La musique cubaine offre et celle qui vient de l'étranger l’enrichit. Quiconque souhaitait se tenir au courant des tendances nationales et de la portée du genre en a eu l’opportunité grâce au programme du Festival Jazz Plaza 2022. Un événement qui, une fois la pandémie passée, dispose de suffisamment de potentiel pour devenir l'un des piliers des industries culturelles cubaines qui ont besoin d’être réinventées. Il était opportun de convoquer le forum Primera Linea, qui a coïncidé avec Jazz Plaza, et de consacrer des espaces du colloque international Leonardo Acosta in memoriam pour discuter de la manière dont notre jazz est promu à travers la discographie et les circuits internationaux.
Quant aux artistes venus à La Havane, trois noms ont fait parler d'eux : le guitariste d'origine argentine Dominic Miller, ainsi que le pianiste congolais Ray Lema et le Franco-étasunien Laurent de Wilde. Chacun dans son domaine a montré l'étendue des marges du jazz, à partir de la liberté expressive la plus absolue et, en même temps, sur la base d'une cohérence conforme aux présupposés esthétiques – cette combinaison personnelle de moyens techniques, d'assimilation d'influences, de maturation de concepts et de projection publique –de ces créateurs.
Célèbre pour avoir fait équipe avec Sting, Miller a marqué plus d'une fois la scène de La Havane. Les mélomanes gardent avec émotion en mémoire le concert qu'il avait donné en 2015 à la Fabrique d’art cubain. Ce soir-là, il avait partagé des improvisations avec le maestro Pancho Amat ; de la guitare rock et jazz au « tres » cubain. Cette fois, il a renouvelé l'expérience lors d’un concert à l'atmosphère intimiste, en raison de la prédominance de l'introspection dans les pièces interprétées, avec son petit orchestre, au Théâtre national. Ce fut aussi une nouvelle rencontre avec Manolito Simonet.
La musique de Miller n'a pas d'étiquette : c'est de la musique avant tout. Voici sa philosophie : « Si vous êtes totalement connecté à la musique, elle sortira. C'est une combinaison de méditation, de contrôle et, bien sûr, d'être dans le moment présent. L'inspiration est comme une grille de mots croisés. Vous recevez un mot et vous devez le terminer. J'aime le voyage et j'adore l’achever. »
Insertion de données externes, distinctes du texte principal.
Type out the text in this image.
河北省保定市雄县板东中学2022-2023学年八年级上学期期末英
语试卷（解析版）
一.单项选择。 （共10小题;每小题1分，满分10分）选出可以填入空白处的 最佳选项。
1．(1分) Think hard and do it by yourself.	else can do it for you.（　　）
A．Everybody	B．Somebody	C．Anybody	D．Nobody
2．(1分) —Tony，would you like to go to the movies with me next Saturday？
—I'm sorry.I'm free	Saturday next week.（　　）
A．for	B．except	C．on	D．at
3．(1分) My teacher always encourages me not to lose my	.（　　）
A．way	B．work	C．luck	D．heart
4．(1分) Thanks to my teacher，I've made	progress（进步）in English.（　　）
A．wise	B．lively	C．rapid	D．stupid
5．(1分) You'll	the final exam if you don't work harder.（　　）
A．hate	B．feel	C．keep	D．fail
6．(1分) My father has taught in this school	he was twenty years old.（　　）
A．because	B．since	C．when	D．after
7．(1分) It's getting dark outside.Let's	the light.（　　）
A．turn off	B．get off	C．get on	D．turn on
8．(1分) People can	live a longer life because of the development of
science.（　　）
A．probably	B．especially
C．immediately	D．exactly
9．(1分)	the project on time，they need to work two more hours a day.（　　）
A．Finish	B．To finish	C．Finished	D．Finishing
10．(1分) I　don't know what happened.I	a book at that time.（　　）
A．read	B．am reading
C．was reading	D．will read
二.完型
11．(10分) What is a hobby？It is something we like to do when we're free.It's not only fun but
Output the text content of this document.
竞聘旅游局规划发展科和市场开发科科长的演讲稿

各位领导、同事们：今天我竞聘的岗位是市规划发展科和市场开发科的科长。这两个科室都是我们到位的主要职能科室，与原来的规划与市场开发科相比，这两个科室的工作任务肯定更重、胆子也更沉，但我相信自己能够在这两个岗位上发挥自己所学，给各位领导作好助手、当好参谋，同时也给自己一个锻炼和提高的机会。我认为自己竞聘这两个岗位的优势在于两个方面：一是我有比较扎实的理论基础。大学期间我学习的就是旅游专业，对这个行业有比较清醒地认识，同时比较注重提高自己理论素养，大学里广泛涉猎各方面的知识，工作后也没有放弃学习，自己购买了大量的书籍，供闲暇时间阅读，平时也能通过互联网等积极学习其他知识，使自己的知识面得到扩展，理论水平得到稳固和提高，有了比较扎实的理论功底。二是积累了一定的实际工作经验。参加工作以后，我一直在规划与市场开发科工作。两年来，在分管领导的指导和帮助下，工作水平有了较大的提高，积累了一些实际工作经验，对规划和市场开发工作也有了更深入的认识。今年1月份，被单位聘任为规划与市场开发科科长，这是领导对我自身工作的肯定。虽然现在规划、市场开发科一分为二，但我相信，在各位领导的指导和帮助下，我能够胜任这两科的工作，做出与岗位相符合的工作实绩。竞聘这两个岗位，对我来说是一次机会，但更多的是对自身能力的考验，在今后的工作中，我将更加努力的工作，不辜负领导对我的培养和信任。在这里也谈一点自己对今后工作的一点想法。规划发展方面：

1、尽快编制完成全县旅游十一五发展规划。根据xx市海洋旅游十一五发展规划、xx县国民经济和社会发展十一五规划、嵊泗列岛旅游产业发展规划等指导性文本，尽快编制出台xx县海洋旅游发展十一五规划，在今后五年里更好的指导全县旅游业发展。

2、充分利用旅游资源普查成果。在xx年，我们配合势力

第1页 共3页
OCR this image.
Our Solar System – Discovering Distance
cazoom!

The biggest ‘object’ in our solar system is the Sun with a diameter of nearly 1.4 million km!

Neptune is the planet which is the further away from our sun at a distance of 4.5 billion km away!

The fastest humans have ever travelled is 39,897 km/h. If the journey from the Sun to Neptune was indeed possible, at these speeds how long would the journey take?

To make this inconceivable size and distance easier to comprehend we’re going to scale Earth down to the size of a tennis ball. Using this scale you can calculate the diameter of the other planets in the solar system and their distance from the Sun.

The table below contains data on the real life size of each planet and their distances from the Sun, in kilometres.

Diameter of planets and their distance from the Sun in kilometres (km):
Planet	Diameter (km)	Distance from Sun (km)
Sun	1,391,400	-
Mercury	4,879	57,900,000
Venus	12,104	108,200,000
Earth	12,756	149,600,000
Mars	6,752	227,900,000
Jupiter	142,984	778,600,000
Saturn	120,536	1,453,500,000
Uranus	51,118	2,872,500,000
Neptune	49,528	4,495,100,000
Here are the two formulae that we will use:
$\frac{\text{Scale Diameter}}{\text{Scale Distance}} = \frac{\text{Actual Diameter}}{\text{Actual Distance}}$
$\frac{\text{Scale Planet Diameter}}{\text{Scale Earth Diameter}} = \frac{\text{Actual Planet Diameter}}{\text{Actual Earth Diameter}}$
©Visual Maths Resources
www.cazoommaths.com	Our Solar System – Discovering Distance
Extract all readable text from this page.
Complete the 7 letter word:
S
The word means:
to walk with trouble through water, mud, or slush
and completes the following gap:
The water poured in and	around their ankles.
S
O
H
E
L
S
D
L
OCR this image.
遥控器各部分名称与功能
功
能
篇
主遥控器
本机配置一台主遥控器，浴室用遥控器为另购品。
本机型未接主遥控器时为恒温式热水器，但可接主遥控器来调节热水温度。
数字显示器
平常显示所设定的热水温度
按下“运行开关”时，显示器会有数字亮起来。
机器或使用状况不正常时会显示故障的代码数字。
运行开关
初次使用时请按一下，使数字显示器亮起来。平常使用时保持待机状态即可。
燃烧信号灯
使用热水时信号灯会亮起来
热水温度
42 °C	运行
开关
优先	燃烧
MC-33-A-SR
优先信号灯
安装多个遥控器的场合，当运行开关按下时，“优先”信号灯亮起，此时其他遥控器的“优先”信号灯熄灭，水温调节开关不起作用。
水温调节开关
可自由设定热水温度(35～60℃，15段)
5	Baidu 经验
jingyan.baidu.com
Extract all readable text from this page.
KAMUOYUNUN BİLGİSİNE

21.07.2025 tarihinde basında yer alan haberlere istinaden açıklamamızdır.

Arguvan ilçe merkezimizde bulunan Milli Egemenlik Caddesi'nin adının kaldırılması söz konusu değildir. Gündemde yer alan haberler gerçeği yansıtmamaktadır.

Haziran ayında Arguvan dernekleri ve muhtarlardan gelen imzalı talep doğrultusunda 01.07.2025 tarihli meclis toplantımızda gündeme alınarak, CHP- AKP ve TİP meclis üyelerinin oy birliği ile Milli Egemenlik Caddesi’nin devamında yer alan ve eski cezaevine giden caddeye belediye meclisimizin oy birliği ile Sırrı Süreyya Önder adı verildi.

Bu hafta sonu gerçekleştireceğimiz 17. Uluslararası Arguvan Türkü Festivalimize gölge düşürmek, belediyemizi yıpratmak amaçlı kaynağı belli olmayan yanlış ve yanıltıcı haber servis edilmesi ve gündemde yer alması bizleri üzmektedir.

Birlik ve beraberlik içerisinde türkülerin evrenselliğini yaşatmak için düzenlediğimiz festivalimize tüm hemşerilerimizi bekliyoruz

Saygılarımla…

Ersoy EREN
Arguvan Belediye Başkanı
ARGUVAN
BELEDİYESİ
Cette capacité dialectique à construire leur propre espace dans le langage du jazz imprègne le travail des pianistes Lema et De Wilde. En direct, à deux pianos, ils ont confirmé l'impact provoqué par les albums Riddles (2016) et Wheels (2021) auprès des adeptes des nouveautés du genre en Europe.
Une palette très large où plus que les mélodies, ce qui prévaut, c’est l'atmosphère, la couleur et la densité harmonique, des valeurs qui vont de la surprise à l'acceptation. Les deux pianistes ont lancé un dirigeable chargé de multiples références musicales : la tradition classique occidentale du piano et le blues, le tango et le reggae, le bebop et le ragtime, les racines africaines et les nouvelles façons d'appréhender le jazz, où l'on a l’impression parfois que Thelonious Monk prend d'assaut Maurice Ravel.
Lema et De Wilde ont rempli des programmes particuliers. Le Congolais a été somptueux lors du concert avec l'Orchestre symphonique national qui a précédé le Jazz Plaza, en harmonie parfaite avec les baguettes du Brésilien Joao Mauricio Galindo et du Cubain Enrique Pérez Mesa. Il a visité le Musée de la maison de l’Afrique, le Bureau de l’Historien de la ville, pour donner une conférence sur la musique d'Afrique centrale, et à l'invitation de la Commission nationale cubaine de l'Unesco, il s'est rendu au conservatoire Guillermo Tomas de Guanabacoa pour partager ses connaissances sur la rumba congolaise.
De Wilde s’est rendu au Centre culturel Bertolt Brecht pour un échange musical avec le guitariste et compositeur Pablo Menéndez, meneur du groupe Mezcla, et le vibraphoniste et producteur de musique Emilio Vega et son groupe.